“Has he been cross?” said Sir Charles. He held the little creature in his arms lovingly, with a smile that irradiated his own heavy countenance like a gleam of sunshine.
“I hates her,” cried Job. “I kicked her. She dot nothing to do with me.”
“Job, Job,” said the father gently, “you shouldn’t be so cross and so hasty to a kind lady who only wanted to bring you to father. If you behave like that she will never be kind to you again.”
“I don’t tare. I hates ze lady,” Job said.
His father lifted his eyes and shrugged his shoulders apologetically to Katherine, and then laughed and carried his little son away. Decidedly, whatever Katherine was to make a success in, it was not in the rôle of maiden aunt.
Next day, to the distress and trouble of Katherine, early in the afternoon there came a visitor whose appearance made Stella turn towards her sister with an open-eyed look of malice and half ridicule. No; Lady Somers did not intend it so. It was a look of significance, “I told you so,” and call upon Katherine’s attention. The visitor was James Stanford, their fellow-passenger by the Aurungzebe. He explained very elaborately that Sir Charles had given him an invitation, and that, finding himself on business of his own in the Isle of Wight, he had taken advantage of it. He was not a man who could quickly make himself at his ease. He seemed oppressed with a consciousness that he ought not to be there, that he wanted some special permission, as if it had been with some special purpose that he had come.

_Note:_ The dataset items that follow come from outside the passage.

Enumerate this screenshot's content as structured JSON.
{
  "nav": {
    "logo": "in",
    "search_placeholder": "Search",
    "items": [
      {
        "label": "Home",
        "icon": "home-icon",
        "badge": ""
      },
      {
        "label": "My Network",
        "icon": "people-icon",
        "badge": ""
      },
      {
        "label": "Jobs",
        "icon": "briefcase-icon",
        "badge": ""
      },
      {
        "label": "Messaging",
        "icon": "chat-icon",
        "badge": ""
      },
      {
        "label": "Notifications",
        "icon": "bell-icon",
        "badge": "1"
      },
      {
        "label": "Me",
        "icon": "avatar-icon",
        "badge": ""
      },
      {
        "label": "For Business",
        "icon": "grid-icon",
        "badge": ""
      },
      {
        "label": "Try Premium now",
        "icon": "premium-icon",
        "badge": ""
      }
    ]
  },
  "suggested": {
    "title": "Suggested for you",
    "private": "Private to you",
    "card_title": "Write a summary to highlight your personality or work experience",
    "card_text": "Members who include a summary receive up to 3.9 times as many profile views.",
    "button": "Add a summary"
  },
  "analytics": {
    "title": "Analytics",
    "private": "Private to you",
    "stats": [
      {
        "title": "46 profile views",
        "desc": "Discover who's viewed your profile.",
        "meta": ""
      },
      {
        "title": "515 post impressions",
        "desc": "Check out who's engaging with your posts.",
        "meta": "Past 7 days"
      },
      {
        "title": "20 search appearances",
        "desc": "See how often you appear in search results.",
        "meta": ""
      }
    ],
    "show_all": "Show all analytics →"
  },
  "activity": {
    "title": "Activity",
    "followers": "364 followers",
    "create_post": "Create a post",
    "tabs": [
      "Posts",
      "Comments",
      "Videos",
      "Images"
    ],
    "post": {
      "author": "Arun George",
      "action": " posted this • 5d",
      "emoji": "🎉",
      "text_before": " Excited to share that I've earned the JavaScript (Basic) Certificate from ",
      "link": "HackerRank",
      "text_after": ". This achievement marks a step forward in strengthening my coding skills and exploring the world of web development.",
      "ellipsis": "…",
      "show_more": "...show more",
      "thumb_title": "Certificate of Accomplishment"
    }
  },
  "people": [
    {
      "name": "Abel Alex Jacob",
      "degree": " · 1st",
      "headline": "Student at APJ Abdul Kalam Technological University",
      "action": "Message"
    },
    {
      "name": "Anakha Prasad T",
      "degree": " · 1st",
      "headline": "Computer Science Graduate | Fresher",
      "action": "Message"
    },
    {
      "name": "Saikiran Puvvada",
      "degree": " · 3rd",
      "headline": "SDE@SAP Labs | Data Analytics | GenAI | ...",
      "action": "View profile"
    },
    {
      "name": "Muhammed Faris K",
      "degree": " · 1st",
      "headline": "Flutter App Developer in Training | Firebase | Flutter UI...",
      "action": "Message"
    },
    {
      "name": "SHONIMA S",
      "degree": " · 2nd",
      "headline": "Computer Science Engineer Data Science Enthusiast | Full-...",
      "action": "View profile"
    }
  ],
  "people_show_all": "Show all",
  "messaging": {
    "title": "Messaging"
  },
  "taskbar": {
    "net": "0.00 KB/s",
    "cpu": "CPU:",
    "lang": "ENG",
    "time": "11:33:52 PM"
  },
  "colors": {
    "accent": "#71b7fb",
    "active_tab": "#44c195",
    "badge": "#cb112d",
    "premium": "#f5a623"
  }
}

“Oh, you need not apologise,” said Stella; “if you had not come then you might have apologised. We expect everybody to come to see us. Fancy, we’ve seen scarcely anyone for a week almost, except some old friends who have lectured us and told us what was our duty. Do you like to be told what is your duty, Mr. Stanford? I don’t; if I were ever so much inclined to do it before, I should set myself against it then. That is exactly how narrow country people do; they turn you against everything. They tell you this and that as if you did not know it before, and make you turn your back on the very thing you wanted to do.”
“I don’t think,” said Stanford, “that I could be turned like that from anything I wanted to do.”
“Perhaps you are strong-minded,” said Stella. “I am not, oh, not a bit. I am one of the old-fashioned silly women. I like to be left alone and to do my own way. Perhaps it’s a silly way, but it’s mine. And so you have had business on the island, Mr. Stanford? Have you seen that lady again—that lady with the black eyes and the yellow hair? She will not like it at all if she doesn’t see you. She was very attentive to you during the voyage. Now, you can’t deny that she was attentive. She was a great deal nicer to you than you deserved. And such a pretty woman! To be sure that was not the natural colour of her hair. She had done something to it; up at the roots you could see that it had once been quite dark. Well, why not, if she likes yellow hair better? It is going quite out of fashion, so there can be no bad object in it, don’t you know.”
Stella laughed largely, but her visitor did not respond. He looked more annoyed, Katherine thought, than he had any occasion to be, and her pride was roused, for it seemed to her that they both looked at herself as if the woman who had paid attention to Mr. Stanford could have anything to do with her. She changed the subject by asking him abruptly if he felt the rigour of the English climate after his long life in India.